EVERY incoming president faces full-blown crises and an impending dust-up or two, but the winner of this year's campaign will confront headaches unmatched since at least Vietnam.
In addition to the grinding struggle against Al Qaeda and ongoing wars in Afghanistan and Iraq, the new administration will be tested by a belligerent Iran, a splintered Middle East, a still-dangerous regime in Pyongyang, Pakistani turbulence, Russian truculence, rising Chinese power, and the tantalizing unknowns of a post-Fidel Cuba. Nor should the next president be able to avoid tackling such interrelated global perils as climate change, the frenzied scramble for oil, or the growing split between rich and poor.
More challenging, the 44th chief executive will lead a nation that has - over the past seven years - seen its military stretched taut, its finances depleted, its credibility diminished, and its reserves of international popularity scattered like grains of sand in a desert wind.
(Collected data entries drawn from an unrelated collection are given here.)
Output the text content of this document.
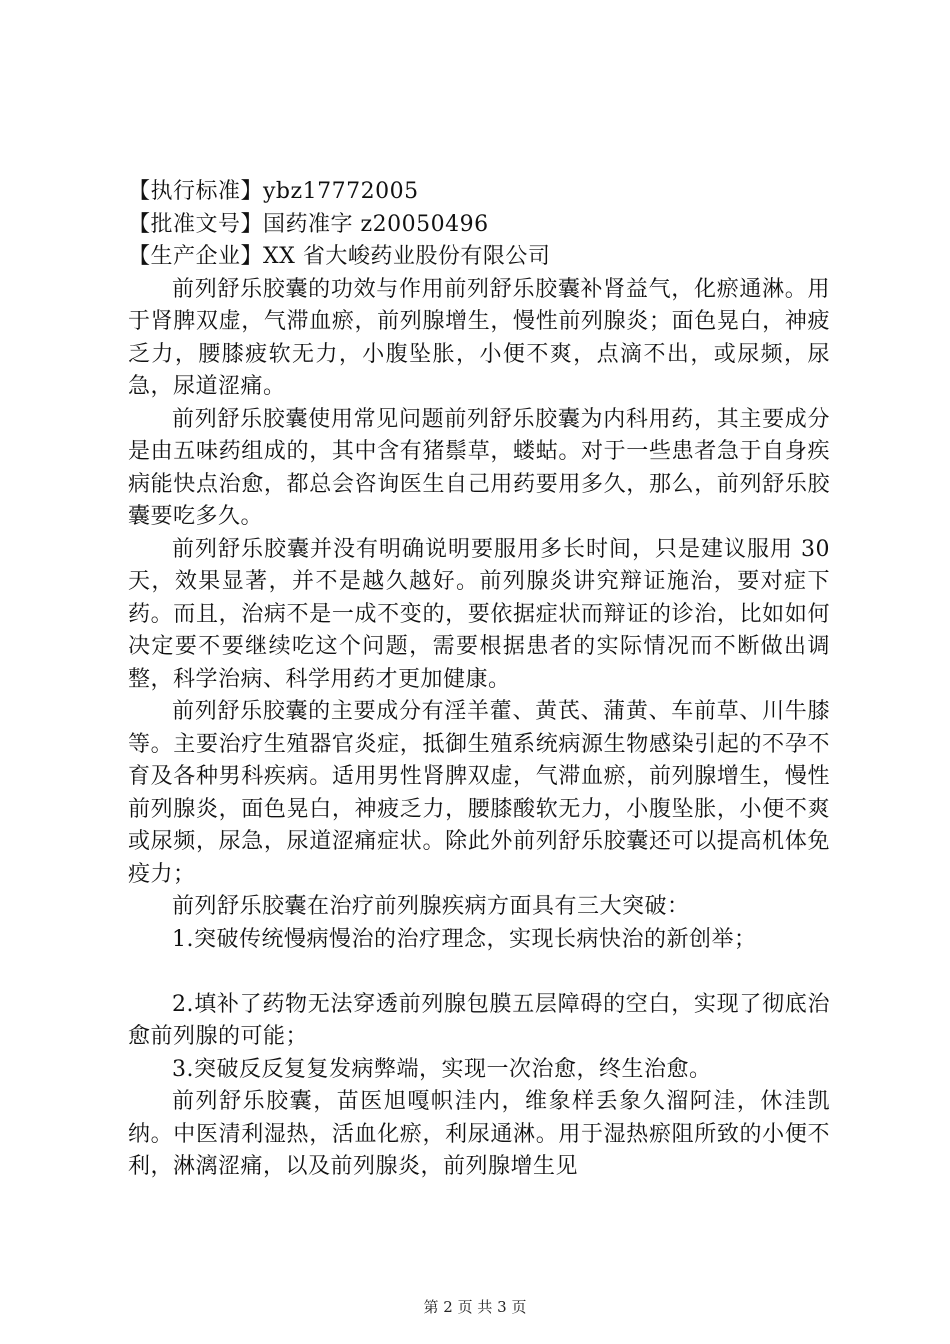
【执行标准】ybz17772005

【批准文号】国药准字 z20050496

【生产企业】XX 省大峻药业股份有限公司

前列舒乐胶囊的功效与作用前列舒乐胶囊补肾益气，化瘀通淋。用于肾脾双虚，气滞血瘀，前列腺增生，慢性前列腺炎；面色晃白，神疲乏力，腰膝疲软无力，小腹坠胀，小便不爽，点滴不出，或尿频，尿急，尿道涩痛。

前列舒乐胶囊使用常见问题前列舒乐胶囊为内科用药，其主要成分是由五味药组成的，其中含有猪鬃草，蝼蛄。对于一些患者急于自身疾病能快点治愈，都总会咨询医生自己用药要用多久，那么，前列舒乐胶囊要吃多久。

前列舒乐胶囊并没有明确说明要服用多长时间，只是建议服用 30 天，效果显著，并不是越久越好。前列腺炎讲究辩证施治，要对症下药。而且，治病不是一成不变的，要依据症状而辩证的诊治，比如如何决定要不要继续吃这个问题，需要根据患者的实际情况而不断做出调整，科学治病、科学用药才更加健康。

前列舒乐胶囊的主要成分有淫羊藿、黄芪、蒲黄、车前草、川牛膝等。主要治疗生殖器官炎症，抵御生殖系统病源生物感染引起的不孕不育及各种男科疾病。适用男性肾脾双虚，气滞血瘀，前列腺增生，慢性前列腺炎，面色晃白，神疲乏力，腰膝酸软无力，小腹坠胀，小便不爽或尿频，尿急，尿道涩痛症状。除此外前列舒乐胶囊还可以提高机体免疫力；

前列舒乐胶囊在治疗前列腺疾病方面具有三大突破：

1.突破传统慢病慢治的治疗理念，实现长病快治的新创举；

2.填补了药物无法穿透前列腺包膜五层障碍的空白，实现了彻底治愈前列腺的可能；

3.突破反反复复发病弊端，实现一次治愈，终生治愈。

前列舒乐胶囊，苗医旭嘎帜洼内，维象样丢象久溜阿洼，休洼凯纳。中医清利湿热，活血化瘀，利尿通淋。用于湿热瘀阻所致的小便不利，淋漓涩痛，以及前列腺炎，前列腺增生见

第 2 页 共 3 页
The new president must come equipped with programs to match problems, but also with the necessary temperament and character to handle the world's most important job. He or she must realize that good intentions and pious hopes will avail little in the absence of analytical skill, an aptitude for global strategy, and the ability to persuade countries to do what we want or, even better, to want what we want. Above all, the next president must be in the habit of thinking critically - which means asking questions, never being satisfied, considering every option, and recognizing and correcting mistakes.
It is almost a year before the next president is sworn in. By then, some campaign promises, fresh now, will have passed their sell-by date. The same is true for free advice. I venture, nonetheless, to offer in advance 10 servings of advice for the next president.
To begin, Mr. President or Madam President: You must honor our troops by always keeping their sacrifices in mind, limiting them to essential missions, equipping them to do their jobs, and bringing them home safely and as soon as circumstances permit.
Second, you must recognize that the American flag includes both red and blue and that bipartisanship is not a four letter word. Neither Democrats nor Republicans have a monopoly on wisdom.
Third, bear in mind that our country is exceptional because of its resources, traditions and ideals, not because we carve out exceptions for ourselves to the rules we insist that others obey; torture is not a weapon with which to fight terror; on the contrary, it has been a humiliation to us and a gift to Al Qaeda.
Fourth, understand that, to many overseas, America today is identified more with violence and arrogance than justice and liberty - more with Guantanamo than Omaha Beach. Your actions and words can change that, but you are not the only story-teller on the street (or Internet). This means that you will have to work hard to resurrect confidence in the American brand. Speak carefully; listen patiently; earn respect without assuming or demanding it; and do battle each day with the axis of evil: poverty, ignorance, and disease.
Fifth, attack Al Qaeda at its weakest point. These terrorists are not warriors but murderers who kill the unarmed, children, and Muslims. They offer no vision for the future except the sword. They should not be accused of Islamic terrorism for their crimes are profoundly un-Islamic. As president, you should make reference frequently and with favor to the Judeo-Christian-Islamic tradition.
Sixth, don't allow President Bush's mistakes to dissuade you from promoting democracy. Subtract the passion for liberty from America and we would not be America. Remember, though, that democracy must evolve; it cannot be imposed. It is forged through the blending of lofty ideals with street level experience, as people dare to entrust their rights to others while gaining confidence in the rule of law.
Seventh, believe in the American people. We're not cowed by danger and we are far more willing to sacrifice than most politicians suspect, provided we're treated like adults and told the truth.
Eighth, reward honesty, not flattery; the advisers you need most are those who will be unafraid to warn you when you are about to go astray.
Ninth, learn from the past, but don't rely on historical clichés to dictate future actions. The world never stops in the same place twice. Not every enemy is Hitler and intelligent acts of diplomacy should not be confused with appeasement.
Finally, forget Mt. Rushmore; if you are to leave the White House with your head held high, you must be ever mindful of your own capacity for error and that the voters, not God, made you president. Greatness doesn't come by pursuing greatness; it comes through the steady application of intelligence, guts and nerve to the pursuit of honorable ends.